Quote from bali_survivor:
To me it proves that there is something fundamentally wrong with your acceptance testing procedures.
( and the rate that you are pushing out "upgrades" was already indicative that this was more than likely )
While downtime is clearly not acceptable, it's not reasonable to draw conclusions about IB's quality assurance in this way. Looking from the outside it's just not possible to know the source of the problem. It could lie in so many different areas.
Running high availabitily systems is a lot more difficult than people realise. In particular, automatic failovers are difficult because there can be failure modes not forseen in the system design. No matter how much testing happens in a test environment, there can always be something different in a production environment that screws thing up.

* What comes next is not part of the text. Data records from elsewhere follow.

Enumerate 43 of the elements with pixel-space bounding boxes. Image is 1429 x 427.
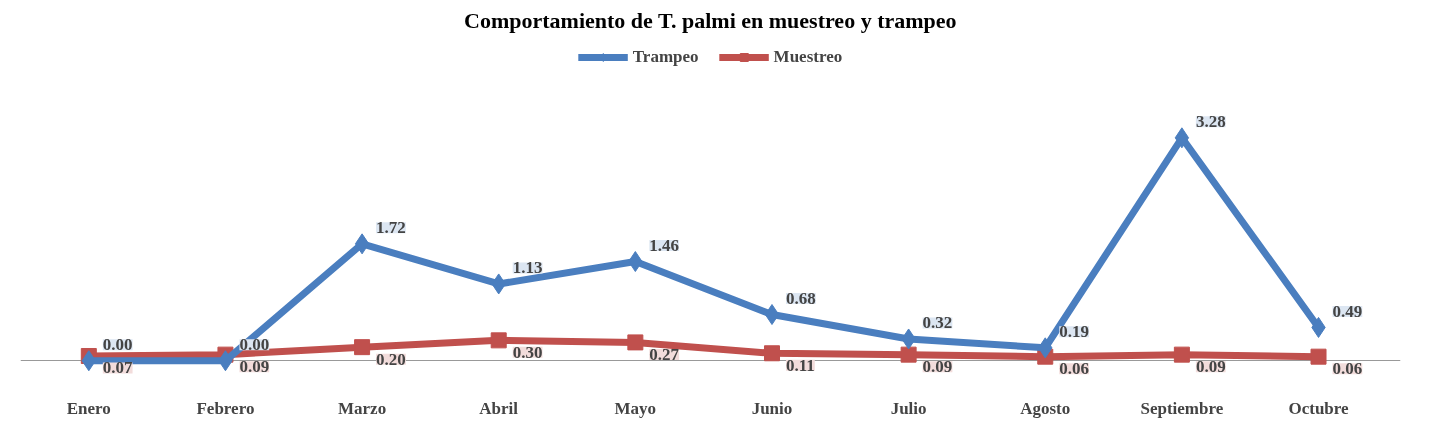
data-label: 0.19	[1059, 322, 1089, 342]
x-tick-label: Febrero	[196, 398, 255, 418]
point	[627, 334, 644, 351]
x-tick-label: Abril	[479, 398, 519, 418]
data-label: 0.00	[102, 335, 133, 355]
data-label: 1.13	[512, 258, 543, 278]
data-label: 0.30	[512, 342, 543, 362]
data-label: 3.28	[1195, 112, 1226, 132]
data-label: 1.46	[649, 236, 680, 256]
x-tick-label: Junio	[751, 398, 793, 418]
data-label: 0.68	[785, 289, 816, 309]
point	[900, 346, 917, 363]
data-label: 0.06	[1059, 359, 1089, 379]
x-tick-label: Julio	[890, 398, 927, 418]
x-tick-label: Mayo	[614, 398, 657, 418]
point	[1174, 127, 1190, 149]
point	[490, 332, 507, 349]
legend-label: Trampeo	[632, 47, 699, 67]
data-label: 0.27	[649, 344, 680, 364]
data-label: 0.09	[1195, 357, 1226, 377]
point	[764, 304, 780, 326]
x-tick-label: Enero	[66, 398, 111, 418]
point	[354, 339, 371, 356]
chart-title: Comportamiento de T. palmi en muestreo y trampeo	[464, 7, 957, 33]
data-label: 0.32	[922, 313, 953, 333]
data-label: 0.09	[239, 357, 270, 377]
data-label: 0.11	[785, 355, 815, 375]
legend-label: Muestreo	[773, 47, 843, 67]
point	[1310, 348, 1327, 365]
data-label: 0.20	[376, 349, 406, 369]
point	[354, 233, 370, 255]
data-label: 0.09	[922, 357, 953, 377]
data-label: 0.49	[1332, 301, 1363, 321]
data-label: 0.06	[1332, 359, 1363, 379]
x-tick-label: Octubre	[1288, 398, 1350, 418]
point	[1173, 346, 1190, 363]
data-label: 0.07	[102, 358, 134, 378]
data-label: 0.00	[239, 335, 270, 355]
x-tick-label: Marzo	[338, 398, 387, 418]
data-label: 1.72	[376, 218, 406, 238]
x-tick-label: Septiembre	[1140, 398, 1224, 418]
x-tick-label: Agosto	[1020, 398, 1071, 418]
point	[763, 345, 780, 362]
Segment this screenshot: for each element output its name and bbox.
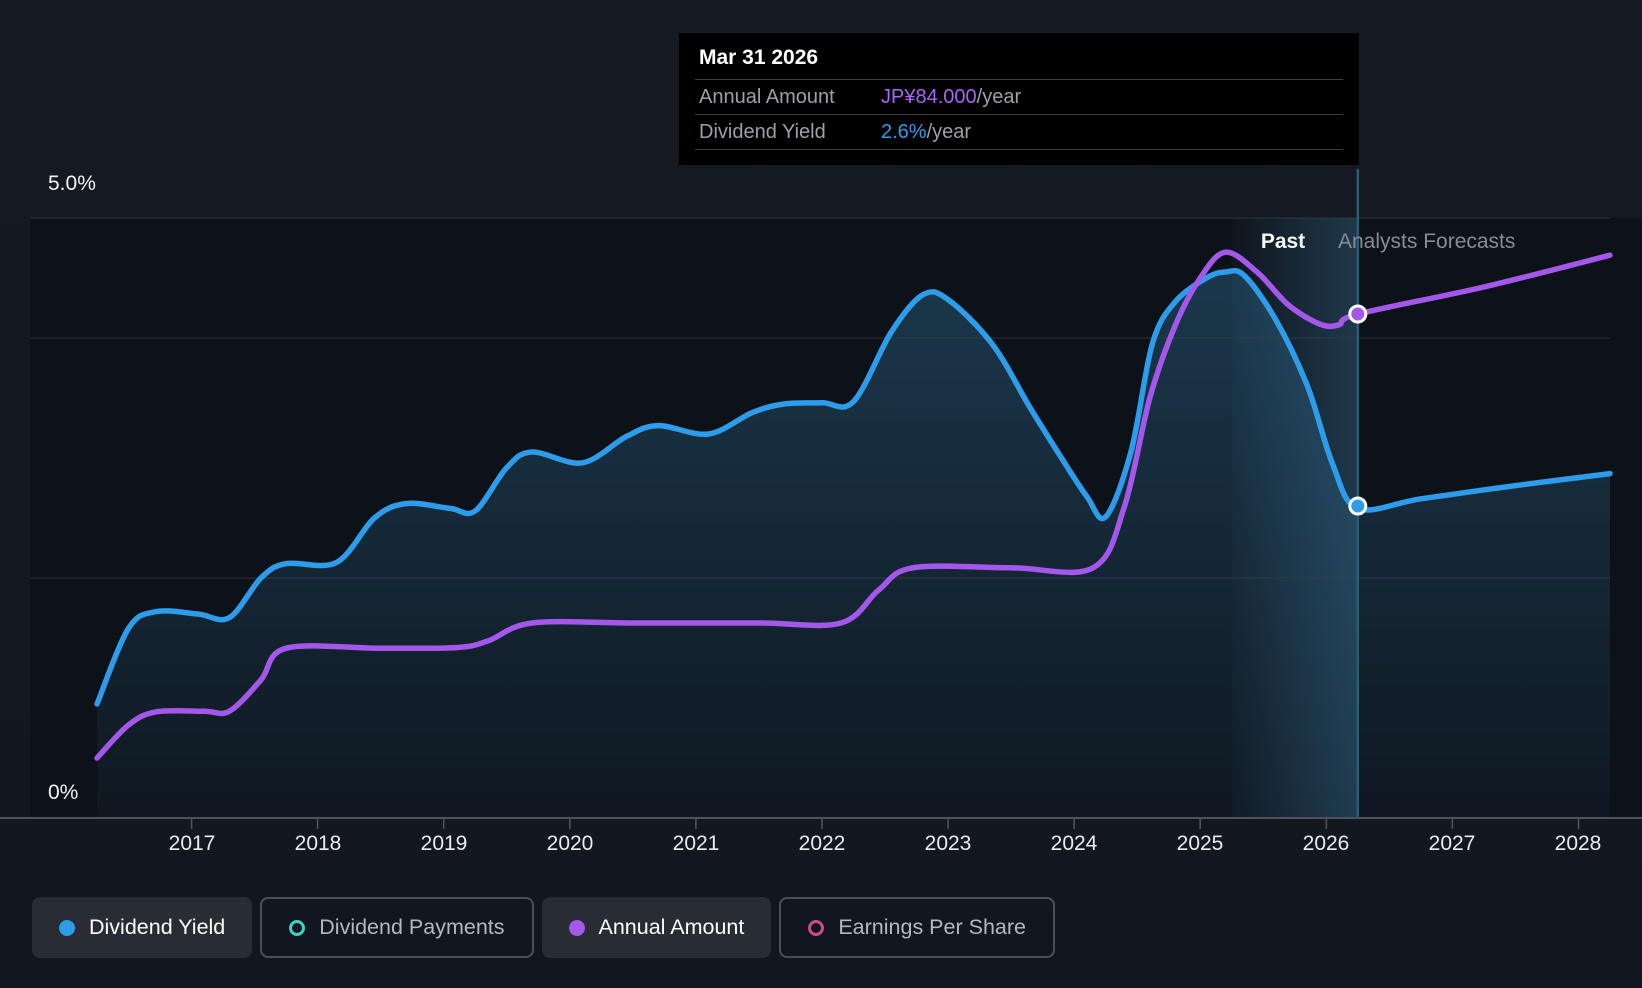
earnings-per-share-swatch-icon xyxy=(808,919,825,936)
legend-label: Dividend Payments xyxy=(319,915,505,939)
legend-item-dividend-payments[interactable]: Dividend Payments xyxy=(260,897,534,958)
x-axis-label-2024: 2024 xyxy=(1050,832,1098,855)
dividend-yield-area xyxy=(97,270,1610,818)
tooltip-row-annual-amount: Annual Amount JP¥84.000/year xyxy=(679,80,1359,114)
hover-year-band xyxy=(1231,218,1358,818)
x-axis-label-2023: 2023 xyxy=(924,832,972,855)
tooltip-row-dividend-yield: Dividend Yield 2.6%/year xyxy=(679,115,1359,149)
legend-item-annual-amount[interactable]: Annual Amount xyxy=(541,897,772,958)
tooltip-separator xyxy=(695,149,1343,150)
y-axis-label-top: 5.0% xyxy=(48,172,96,195)
x-axis-label-2027: 2027 xyxy=(1428,832,1476,855)
forecast-section-label: Analysts Forecasts xyxy=(1338,230,1516,253)
legend-item-earnings-per-share[interactable]: Earnings Per Share xyxy=(779,897,1055,958)
tooltip-label: Dividend Yield xyxy=(699,120,826,143)
dividend-yield-line[interactable] xyxy=(94,267,1613,707)
x-axis-label-2020: 2020 xyxy=(546,832,594,855)
x-axis-label-2019: 2019 xyxy=(420,832,468,855)
chart-legend: Dividend Yield Dividend Payments Annual Am… xyxy=(32,897,1055,958)
annual-amount-marker[interactable] xyxy=(1348,304,1368,324)
legend-label: Dividend Yield xyxy=(89,915,226,939)
chart-tooltip: Mar 31 2026 Annual Amount JP¥84.000/year… xyxy=(679,33,1359,165)
legend-item-dividend-yield[interactable]: Dividend Yield xyxy=(32,897,253,958)
x-axis-label-2017: 2017 xyxy=(168,832,216,855)
x-axis-label-2025: 2025 xyxy=(1176,832,1224,855)
legend-label: Earnings Per Share xyxy=(838,915,1026,939)
x-axis-label-2018: 2018 xyxy=(294,832,342,855)
tooltip-value: JP¥84.000 xyxy=(881,85,977,108)
tooltip-value: 2.6% xyxy=(881,120,927,143)
tooltip-date: Mar 31 2026 xyxy=(699,46,819,69)
legend-label: Annual Amount xyxy=(598,915,745,939)
dividend-yield-swatch-icon xyxy=(59,919,75,936)
tooltip-separator xyxy=(695,114,1343,115)
tooltip-label: Annual Amount xyxy=(699,85,835,108)
x-axis-label-2021: 2021 xyxy=(672,832,720,855)
x-axis-label-2026: 2026 xyxy=(1302,832,1350,855)
dividend-yield-marker[interactable] xyxy=(1348,496,1368,516)
tooltip-suffix: /year xyxy=(976,85,1022,108)
dividend-payments-swatch-icon xyxy=(289,919,306,936)
tooltip-separator xyxy=(695,79,1343,80)
x-axis-label-2028: 2028 xyxy=(1554,832,1602,855)
past-section-label: Past xyxy=(1260,230,1306,253)
y-axis-label-bottom: 0% xyxy=(48,781,79,804)
annual-amount-line[interactable] xyxy=(94,249,1613,761)
annual-amount-swatch-icon xyxy=(568,919,585,936)
x-axis-label-2022: 2022 xyxy=(798,832,846,855)
tooltip-suffix: /year xyxy=(926,120,972,143)
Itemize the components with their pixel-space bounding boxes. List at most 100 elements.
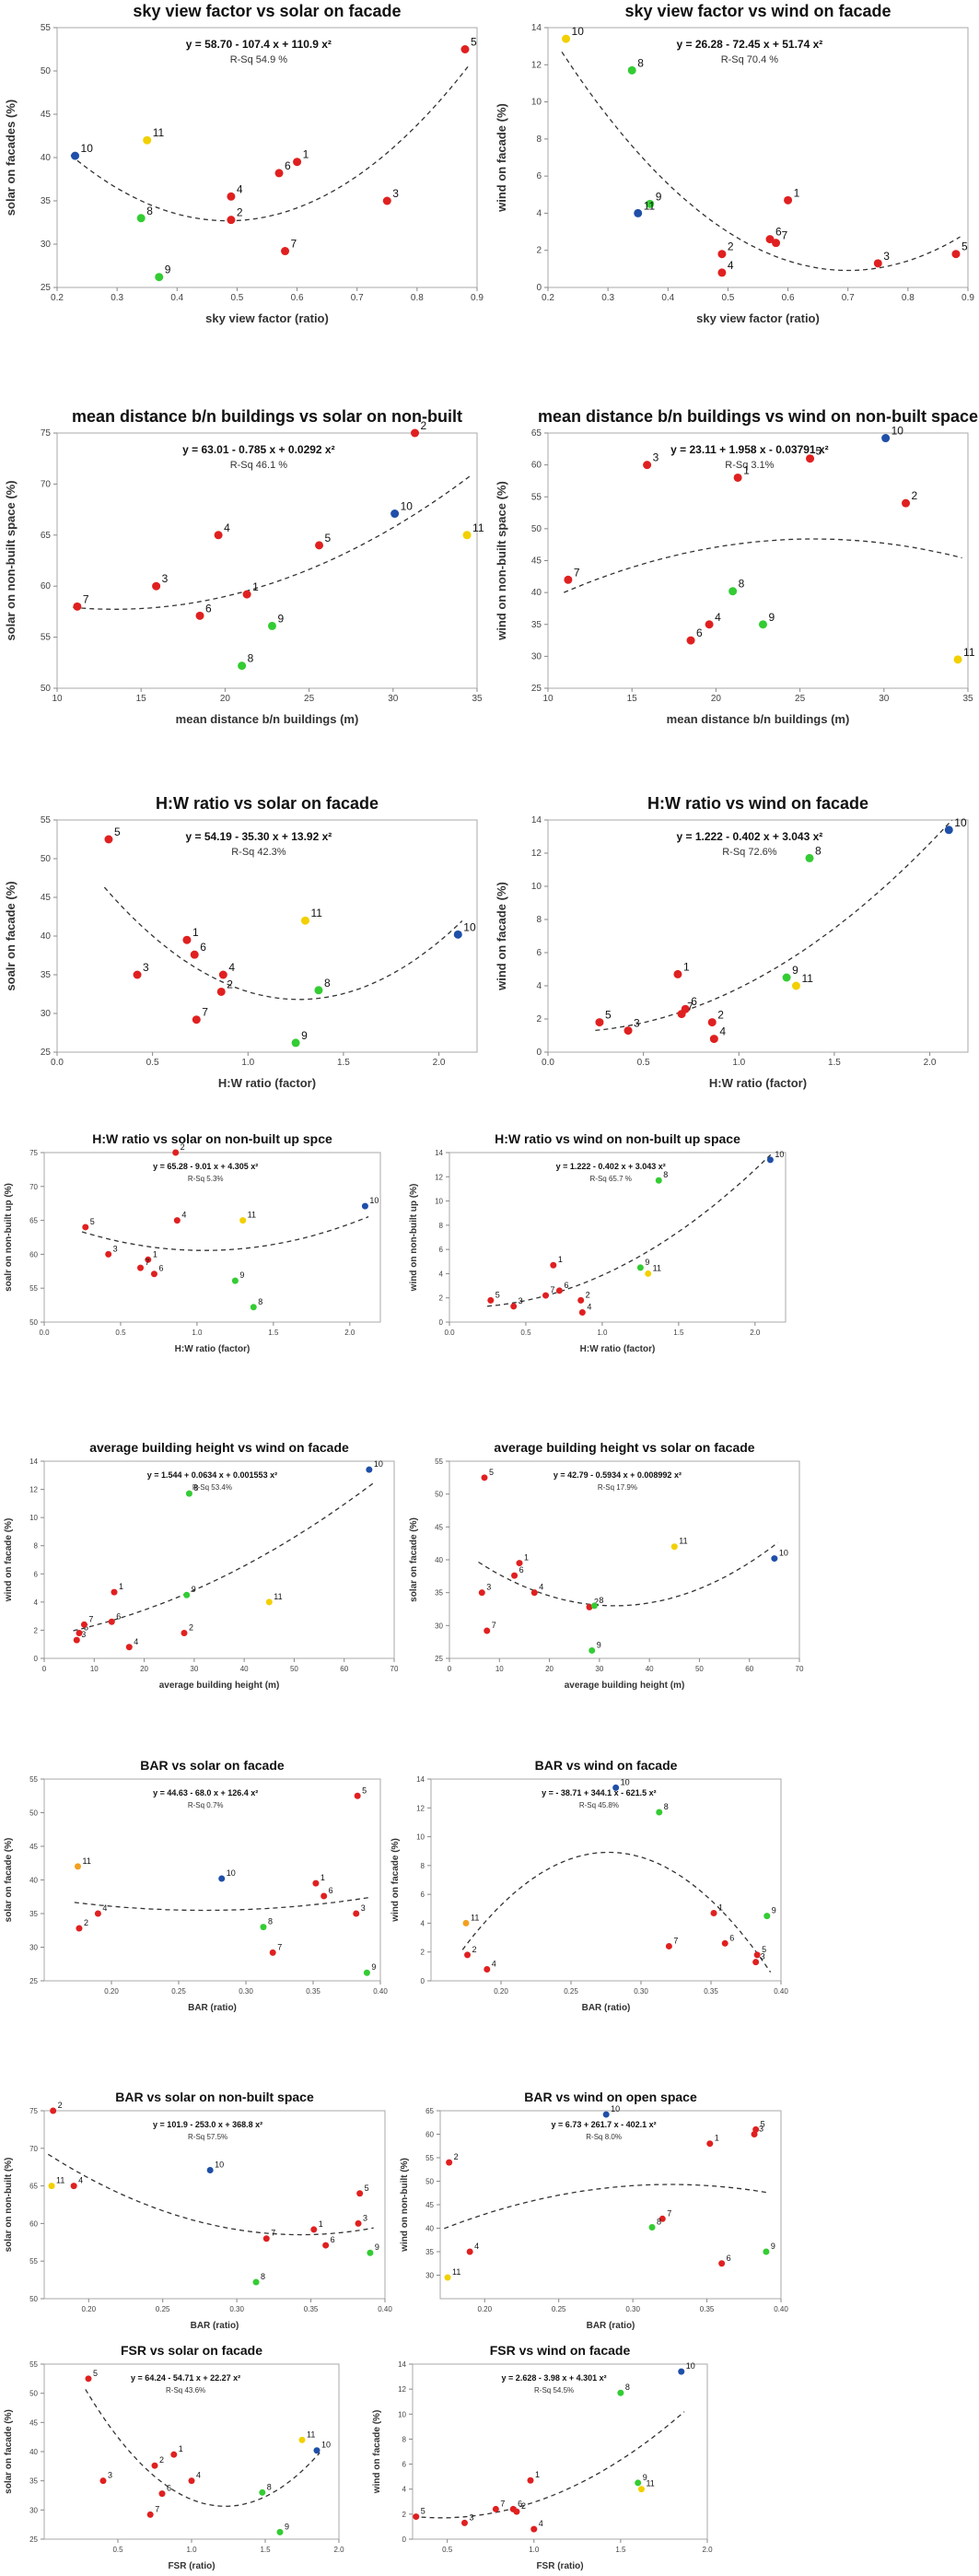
x-axis-label: H:W ratio (factor)	[218, 1076, 316, 1090]
y-tick-label: 6	[34, 1570, 39, 1578]
data-point-11	[48, 2183, 55, 2190]
y-axis-label: solar on facade (%)	[409, 1517, 419, 1602]
x-tick-label: 0.30	[634, 1987, 648, 1996]
chart-title: H:W ratio vs wind on non-built up space	[495, 1131, 740, 1146]
regression-equation: y = 1.544 + 0.0634 x + 0.001553 x²	[147, 1470, 277, 1480]
y-axis-label: solar on non-built (%)	[4, 2158, 14, 2253]
point-label: 11	[679, 1537, 687, 1546]
x-tick-label: 0.2	[51, 293, 64, 303]
y-tick-label: 0	[536, 283, 542, 293]
point-label: 10	[611, 2104, 620, 2113]
regression-curve	[74, 1896, 371, 1912]
data-point-3	[478, 1589, 485, 1597]
plot-frame	[547, 27, 969, 288]
point-label: 7	[551, 1285, 555, 1294]
point-label: 11	[248, 1211, 256, 1220]
regression-equation: y = 58.70 - 107.4 x + 110.9 x²	[186, 38, 332, 51]
point-label: 4	[719, 1025, 726, 1038]
chart-title: average building height vs solar on faca…	[494, 1440, 754, 1455]
chart-13-bar-vs-solar-on-non-built-space: BAR vs solar on non-built space 0.20 0.25 0…	[0, 2087, 396, 2336]
y-tick-label: 70	[41, 479, 52, 489]
point-label: 1	[192, 926, 199, 939]
point-label: 7	[574, 566, 580, 579]
chart-title: BAR vs solar on non-built space	[115, 2090, 314, 2104]
y-tick-label: 35	[435, 1589, 443, 1598]
point-label: 2	[728, 240, 734, 253]
plot-frame	[56, 27, 478, 288]
data-point-7	[665, 1942, 672, 1950]
y-tick-label: 35	[29, 1910, 38, 1918]
regression-equation: y = 101.9 - 253.0 x + 368.8 x²	[153, 2120, 262, 2129]
y-axis-label: wind on non-built (%)	[400, 2158, 410, 2253]
x-tick-label: 0.4	[170, 293, 183, 303]
y-tick-label: 55	[29, 2257, 38, 2266]
point-label: 8	[599, 1596, 603, 1605]
y-tick-label: 12	[435, 1173, 443, 1181]
y-tick-label: 75	[29, 2107, 38, 2115]
point-label: 2	[189, 1622, 193, 1632]
r-squared: R-Sq 8.0%	[586, 2133, 622, 2141]
data-point-7	[772, 239, 781, 248]
point-label: 11	[83, 1856, 91, 1866]
data-point-8	[656, 1809, 663, 1816]
data-point-4	[466, 2248, 473, 2255]
data-point-11	[791, 981, 800, 990]
point-label: 3	[81, 1630, 86, 1639]
data-point-1	[170, 2451, 178, 2458]
data-point-11	[239, 1217, 247, 1224]
point-label: 2	[586, 1290, 590, 1299]
data-point-9	[155, 273, 164, 282]
point-label: 3	[162, 572, 169, 585]
point-label: 3	[653, 451, 659, 464]
data-point-9	[763, 2248, 770, 2255]
x-tick-label: 0.6	[291, 293, 304, 303]
x-tick-label: 20	[220, 694, 231, 704]
y-tick-label: 10	[435, 1198, 443, 1206]
point-label: 4	[196, 2471, 201, 2480]
x-tick-label: 0.5	[721, 293, 734, 303]
data-point-7	[192, 1015, 201, 1025]
y-tick-label: 6	[536, 948, 542, 958]
point-label: 10	[621, 1777, 630, 1786]
point-label: 3	[363, 2213, 367, 2222]
point-label: 5	[362, 1786, 367, 1795]
data-point-11	[300, 916, 309, 925]
data-point-3	[152, 581, 161, 591]
data-point-9	[636, 1264, 644, 1271]
data-point-5	[315, 541, 324, 550]
y-tick-label: 8	[421, 1862, 425, 1870]
data-point-1	[706, 2140, 714, 2148]
x-tick-label: 0.25	[564, 1987, 578, 1996]
chart-12-bar-vs-wind-on-facade: BAR vs wind on facade 0.20 0.25 0.30 0.35 0.4…	[387, 1755, 792, 2018]
x-tick-label: 50	[695, 1665, 704, 1673]
plot-frame	[547, 432, 969, 689]
data-point-8	[260, 1924, 267, 1931]
point-label: 11	[153, 126, 165, 139]
data-point-8	[136, 214, 146, 223]
y-tick-label: 10	[416, 1833, 425, 1842]
chart-title: H:W ratio vs wind on facade	[647, 794, 868, 813]
y-tick-label: 14	[398, 2360, 406, 2369]
x-tick-label: 25	[304, 694, 315, 704]
data-point-7	[484, 1627, 491, 1634]
chart-svg: H:W ratio vs solar on facade 0.0 0.5 1.0 1.5…	[4, 794, 478, 1090]
data-point-3	[752, 1959, 760, 1966]
point-label: 9	[165, 263, 171, 276]
point-label: 5	[495, 1290, 500, 1299]
point-label: 9	[656, 190, 662, 203]
point-label: 7	[155, 2504, 159, 2513]
data-point-9	[782, 973, 791, 982]
y-tick-label: 50	[41, 854, 52, 864]
y-tick-label: 0	[402, 2535, 407, 2544]
data-point-4	[70, 2183, 77, 2190]
data-point-11	[265, 1598, 273, 1606]
point-label: 10	[81, 142, 94, 155]
plot-frame	[43, 1460, 395, 1659]
point-label: 11	[310, 907, 322, 919]
x-tick-label: 10	[495, 1665, 504, 1673]
point-label: 4	[539, 2519, 543, 2528]
point-label: 1	[303, 148, 309, 161]
point-label: 7	[500, 2499, 505, 2508]
data-point-1	[182, 935, 192, 944]
point-label: 9	[768, 611, 775, 624]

As an example, I worked on a system for a large telco that was prepared to spend the money to have 24x7. Everything was dualed with automatic failover, striped and mirrored disk arrays, hot swappable disks, dual lans, dual redundant power supplies for everything. Failover well tested. It went down for a day because one of the disk power supplies caught fire - there was *smoke and flames*. Of course the whole thing had to be shut down. It could not resonably be said to have been anyones fault or due to incompetance or negligence.
So while IB's customers have every right to demand reliable operation, drawing conclusions about IB's development and operational practices is not really justified because none of us know the facts.
I think in the interest of better customer relations, IB should be providing a more detailed account of what went wrong, and what actions are in place to ensure it doesn't happen again.
Incidently I have had no problems with IB today, though last friday there were some issues,.